Lake Chelan NRA is adjacent to the North Cascades National Park South Unit. There are no roads that lead into Lake Chelan NRA. The recreation area and Stehekin, a small town in the park with fewer than 100 permanent residents, are accessible only by floatplane or passenger ferry from the south end of Lake Chelan near the town of Chelan, Washington. The area can also be accessed by hiking trails through the Cascade Range during the summer months. During the summer, an off-road bus service operated by the NPS carries weary hikers to the town from the Pacific Crest Trail.

Visitors to Lake Chelan NRA can get general information about the area at the Golden West Visitor Center located near the ferry landing. The Buckner Homestead Historic District, Purple Point-Stehekin Ranger Station House, and the one-room Stehekin School are in the Lake Chelan NRA. They are all listed on the National Register of Historic Places.

The recreational areas most notable place of interest is Lake Chelan, which is one of the deepest lakes in the US reaching a 1,500-foot depth, and spans over 50 miles. The lake brings in thousands of visitors to do anything from fishing, boating, hiking, or even camping, and it is one of the few ways to get to the remote town of Stehekin.

== Stehekin ==
The area of Stehekin got its name from the Salish speaking people who lived there and named it the Salishan word for "the way through". Stehekin received its name because it acts like a passageway for both humans and animals alike to the northern Cascade Mountains region.

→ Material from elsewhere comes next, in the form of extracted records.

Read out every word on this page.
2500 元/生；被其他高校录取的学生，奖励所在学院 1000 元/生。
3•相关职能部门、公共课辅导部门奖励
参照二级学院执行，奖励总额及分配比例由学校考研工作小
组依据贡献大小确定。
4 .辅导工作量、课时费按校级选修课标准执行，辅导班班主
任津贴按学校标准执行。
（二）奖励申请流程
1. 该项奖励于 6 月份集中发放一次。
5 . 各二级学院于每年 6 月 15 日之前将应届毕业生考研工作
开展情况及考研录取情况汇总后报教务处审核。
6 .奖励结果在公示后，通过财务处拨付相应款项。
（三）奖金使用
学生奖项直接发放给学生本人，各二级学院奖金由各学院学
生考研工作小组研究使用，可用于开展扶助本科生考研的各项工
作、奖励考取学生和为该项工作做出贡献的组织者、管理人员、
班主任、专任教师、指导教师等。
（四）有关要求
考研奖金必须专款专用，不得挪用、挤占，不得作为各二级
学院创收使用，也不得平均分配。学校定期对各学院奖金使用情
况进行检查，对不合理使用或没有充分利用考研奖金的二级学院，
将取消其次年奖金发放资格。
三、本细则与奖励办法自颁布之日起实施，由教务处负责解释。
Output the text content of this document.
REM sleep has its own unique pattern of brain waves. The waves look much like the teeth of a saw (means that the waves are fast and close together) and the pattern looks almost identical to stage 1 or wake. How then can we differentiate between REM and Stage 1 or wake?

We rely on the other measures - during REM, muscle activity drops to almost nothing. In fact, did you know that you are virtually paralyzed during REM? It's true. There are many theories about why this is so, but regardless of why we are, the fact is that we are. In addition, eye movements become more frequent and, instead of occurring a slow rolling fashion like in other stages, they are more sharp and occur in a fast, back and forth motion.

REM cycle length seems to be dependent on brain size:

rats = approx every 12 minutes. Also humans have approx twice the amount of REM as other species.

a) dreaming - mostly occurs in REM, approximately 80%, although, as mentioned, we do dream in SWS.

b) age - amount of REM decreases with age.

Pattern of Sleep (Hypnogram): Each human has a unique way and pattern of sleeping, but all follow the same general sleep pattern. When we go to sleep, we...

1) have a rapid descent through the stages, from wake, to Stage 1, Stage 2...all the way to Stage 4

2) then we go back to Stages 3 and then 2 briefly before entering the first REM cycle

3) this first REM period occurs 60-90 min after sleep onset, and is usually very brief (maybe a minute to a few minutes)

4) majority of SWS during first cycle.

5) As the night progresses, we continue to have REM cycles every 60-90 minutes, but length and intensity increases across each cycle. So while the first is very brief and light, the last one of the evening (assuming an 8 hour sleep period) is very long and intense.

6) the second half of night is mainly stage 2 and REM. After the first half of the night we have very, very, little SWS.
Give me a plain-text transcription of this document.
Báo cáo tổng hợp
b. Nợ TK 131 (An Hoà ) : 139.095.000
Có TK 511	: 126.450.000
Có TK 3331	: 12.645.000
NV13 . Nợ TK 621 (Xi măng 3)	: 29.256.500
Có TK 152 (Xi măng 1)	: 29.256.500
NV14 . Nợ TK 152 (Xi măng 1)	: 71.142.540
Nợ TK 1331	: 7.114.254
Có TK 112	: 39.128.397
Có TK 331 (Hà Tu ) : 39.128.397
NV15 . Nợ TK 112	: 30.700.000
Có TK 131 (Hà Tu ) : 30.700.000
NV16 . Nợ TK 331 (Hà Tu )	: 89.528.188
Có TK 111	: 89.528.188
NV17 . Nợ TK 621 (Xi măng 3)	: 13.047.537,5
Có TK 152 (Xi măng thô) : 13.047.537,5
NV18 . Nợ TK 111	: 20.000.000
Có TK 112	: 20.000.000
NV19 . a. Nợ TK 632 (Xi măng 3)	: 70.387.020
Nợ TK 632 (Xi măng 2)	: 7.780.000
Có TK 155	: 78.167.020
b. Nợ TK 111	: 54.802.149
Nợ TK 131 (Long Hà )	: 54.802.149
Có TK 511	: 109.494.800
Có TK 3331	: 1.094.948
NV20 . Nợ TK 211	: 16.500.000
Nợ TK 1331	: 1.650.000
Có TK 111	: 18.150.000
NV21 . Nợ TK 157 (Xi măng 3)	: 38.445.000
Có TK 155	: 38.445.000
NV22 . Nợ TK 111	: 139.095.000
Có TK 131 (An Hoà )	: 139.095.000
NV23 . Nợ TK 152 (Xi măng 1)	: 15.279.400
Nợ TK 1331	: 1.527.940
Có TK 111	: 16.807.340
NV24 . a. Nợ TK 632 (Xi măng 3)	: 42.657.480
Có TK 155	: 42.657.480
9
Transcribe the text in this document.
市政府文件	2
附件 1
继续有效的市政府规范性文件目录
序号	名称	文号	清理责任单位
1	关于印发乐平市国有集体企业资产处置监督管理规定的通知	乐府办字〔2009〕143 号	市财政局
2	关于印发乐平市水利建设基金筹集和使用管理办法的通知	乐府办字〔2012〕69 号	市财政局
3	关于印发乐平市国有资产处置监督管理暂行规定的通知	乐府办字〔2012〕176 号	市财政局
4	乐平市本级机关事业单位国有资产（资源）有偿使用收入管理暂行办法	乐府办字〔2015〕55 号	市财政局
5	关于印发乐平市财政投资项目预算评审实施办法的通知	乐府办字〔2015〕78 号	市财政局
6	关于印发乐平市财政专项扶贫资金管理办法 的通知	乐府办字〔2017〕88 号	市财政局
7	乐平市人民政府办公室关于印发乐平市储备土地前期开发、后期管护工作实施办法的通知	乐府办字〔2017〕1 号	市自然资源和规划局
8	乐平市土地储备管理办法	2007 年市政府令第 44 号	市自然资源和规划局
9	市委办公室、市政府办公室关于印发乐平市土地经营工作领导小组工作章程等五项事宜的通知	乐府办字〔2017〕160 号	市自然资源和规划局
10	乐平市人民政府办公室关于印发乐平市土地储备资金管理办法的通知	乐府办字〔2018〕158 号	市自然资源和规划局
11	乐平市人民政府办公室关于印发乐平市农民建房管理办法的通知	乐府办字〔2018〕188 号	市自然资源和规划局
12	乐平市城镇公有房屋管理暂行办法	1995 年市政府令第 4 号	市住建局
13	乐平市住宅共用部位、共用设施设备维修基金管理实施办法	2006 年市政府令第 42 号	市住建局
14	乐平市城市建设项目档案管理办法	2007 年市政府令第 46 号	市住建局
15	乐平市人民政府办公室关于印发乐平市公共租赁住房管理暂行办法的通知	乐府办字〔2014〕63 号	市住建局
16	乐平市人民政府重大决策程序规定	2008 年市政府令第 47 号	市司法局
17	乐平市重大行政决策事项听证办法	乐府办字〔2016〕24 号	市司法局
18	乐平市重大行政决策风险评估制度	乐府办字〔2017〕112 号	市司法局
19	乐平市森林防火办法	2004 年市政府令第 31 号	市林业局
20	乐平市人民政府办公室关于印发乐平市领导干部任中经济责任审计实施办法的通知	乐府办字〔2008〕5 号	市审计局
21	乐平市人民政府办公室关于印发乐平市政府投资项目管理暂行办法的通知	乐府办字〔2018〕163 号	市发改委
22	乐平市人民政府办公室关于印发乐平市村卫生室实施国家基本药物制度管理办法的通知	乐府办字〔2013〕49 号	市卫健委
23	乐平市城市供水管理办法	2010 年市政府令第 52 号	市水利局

== Recreational emphasis ==
While zoning this area for recreational use, the National Park Service had to factor in the residents that lived here year-round. Because of this, instead of becoming a site of preservation, they decided to make the primary focus one of recreation in order to not disrupt the lives of the residents. Due to these permanent residents living in what is now part of a national recreation area, the National Park Service doesn't have full control over it like other national parks. The state of Washington kept its authority over the area, and the National Park Service has proprietary rather than exclusive jurisdiction.

Visitors can either camp in designated campgrounds or at dispersed sites more than half a mile away from any trails and one mile away for a campground.